Illinois Fifth District Appellate Court
While the appeal was pending, CMS asked the court to remand the issue to the ILRB for additional proceedings that would eliminate Open Meetings Act compliance concerns. The appellate panel, however, affirmed its jurisdiction over the matter, denied the motion to remand and reversed the ILRB’s decision, effectively forcing the state to make good on the pay increase until such time as a new contract is reached.
Early in the process, administrative law judge Sara R. Kerley said CMS agreed to step increases with AFSCME units in every contract going back to 1974, and the two sides were almost always able to complete a new deal before an existing agreement expired. When that didn’t happen, in 1983 and 2008, they executed tolling agreements — the former including a freeze on step increases, the latter confirming they would continue. There was no such agreement during 2012 negotiations, leading to a similar grievance process, though AFSCME ultimately withdrew its charge.

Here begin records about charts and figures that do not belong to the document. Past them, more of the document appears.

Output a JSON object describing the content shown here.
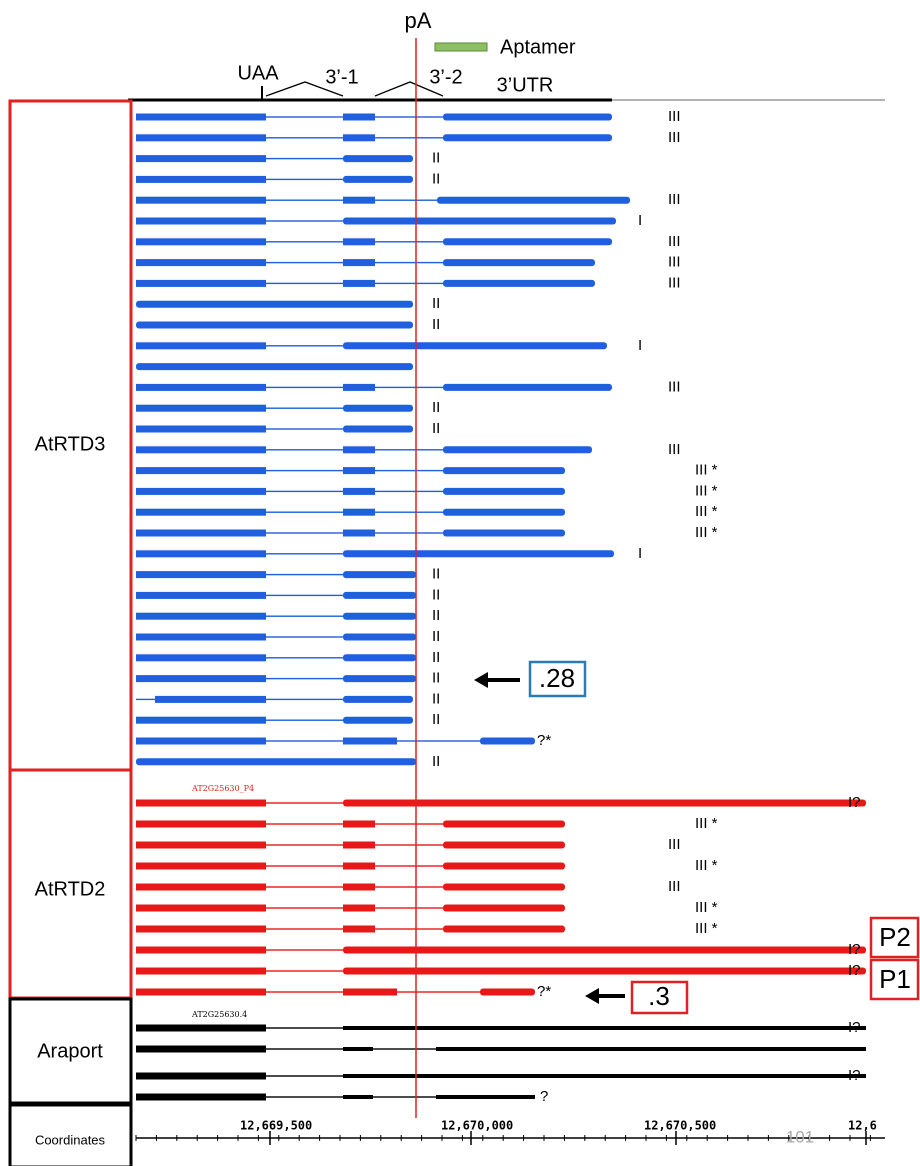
{
  "header": {
    "pa": "pA",
    "aptamer": "Aptamer",
    "uaa": "UAA",
    "splice1": "3’-1",
    "splice2": "3’-2",
    "utr": "3’UTR"
  },
  "sections": [
    {
      "label": "AtRTD3",
      "transcripts": [
        {
          "note": "III"
        },
        {
          "note": "III"
        },
        {
          "note": "II"
        },
        {
          "note": "II"
        },
        {
          "note": "III"
        },
        {
          "note": "I"
        },
        {
          "note": "III"
        },
        {
          "note": "III"
        },
        {
          "note": "III"
        },
        {
          "note": "II"
        },
        {
          "note": "II"
        },
        {
          "note": "I"
        },
        {},
        {
          "note": "III"
        },
        {
          "note": "II"
        },
        {
          "note": "II"
        },
        {
          "note": "III"
        },
        {
          "note": "III *"
        },
        {
          "note": "III *"
        },
        {
          "note": "III *"
        },
        {
          "note": "III *"
        },
        {
          "note": "I"
        },
        {
          "note": "II"
        },
        {
          "note": "II"
        },
        {
          "note": "II"
        },
        {
          "note": "II"
        },
        {
          "note": "II"
        },
        {
          "note": "II"
        },
        {
          "note": "II"
        },
        {
          "note": "II"
        },
        {
          "note": "?*"
        },
        {
          "note": "II"
        }
      ]
    },
    {
      "label": "AtRTD2",
      "tag": "AT2G25630_P4",
      "transcripts": [
        {
          "note": "I?"
        },
        {
          "note": "III *"
        },
        {
          "note": "III"
        },
        {
          "note": "III *"
        },
        {
          "note": "III"
        },
        {
          "note": "III *"
        },
        {
          "note": "III *"
        },
        {
          "note": "I?"
        },
        {
          "note": "I?"
        },
        {
          "note": "?*"
        }
      ]
    },
    {
      "label": "Araport",
      "tag": "AT2G25630.4",
      "transcripts": [
        {
          "note": "I?"
        },
        {},
        {
          "note": "I?"
        },
        {
          "note": "?"
        }
      ]
    }
  ],
  "callouts": {
    "t28": ".28",
    "t3": ".3",
    "p2": "P2",
    "p1": "P1"
  },
  "coordinates": {
    "label": "Coordinates",
    "ticks": [
      "12,669,500",
      "12,670,000",
      "12,670,500",
      "12,6"
    ],
    "page": "101"
  }
}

The Fifth District panel heard arguments in April. Chapman said CMS’ history of regularly paying step increases over many years sufficiently established a status quo and said union workers should reasonably expect to continue getting the pay hikes timed to work anniversaries. Further, the distinctions between the 1983, 2008 and 2012 contract disputes demonstrate “there is no consistent practice sufficiently established to create a status quo specific to periods when the parties are between agreements,” adding: “… Accepting the ILRB’s reasoning would eviscerate the requirement that an employer maintain the status quo during collective bargaining.”
In reviewing the state law, the panel said the duty to preserve status quo during negotiations does not depend on the existence of a collective bargaining agreement, so even if the 2012-2015 CBA were deemed to be void, it would not remove CMS’ obligation to preserve a longer standing tradition of step increases.

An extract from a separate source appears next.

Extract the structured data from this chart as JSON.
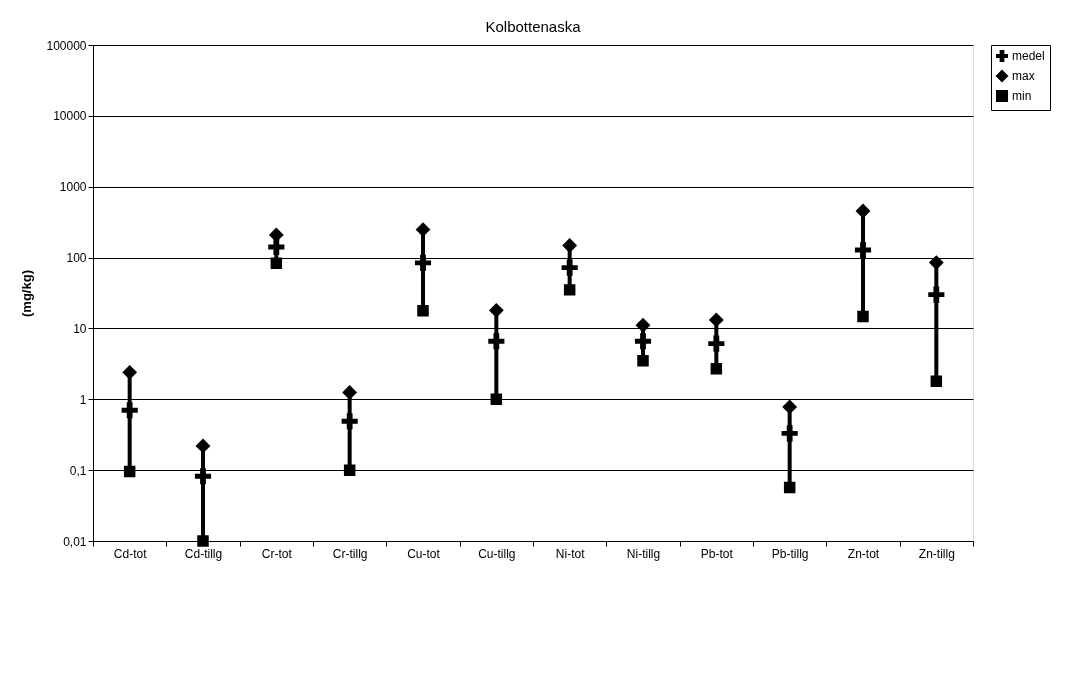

The Supreme Court ruling in question, Chapman explained, is one of several AFSCME-CMS disputes tied to the Legislature’s lengthy inability to pass an operating budget. However, that matter specifically addresses a multiyear CBA, to which the statutory appropriations clause applies, and not a status quo obligation, which is a contractual matter.
The case was remanded for further proceedings, and the state and AFSCME have not reached a contract agreement.
AFSCME is represented in the matter by the firm of Dowd, Bloch, Bennett, Cervone, Auerbach & Yokich, of Chicago.
CMS is represented by attorneys serving as special assistant attorneys general from the firm of Laner Muchin Ltd., of Chicago; the ILRB is represented by the Illinois Attorney General’s office, as well as Solicitor General David L. Franklin.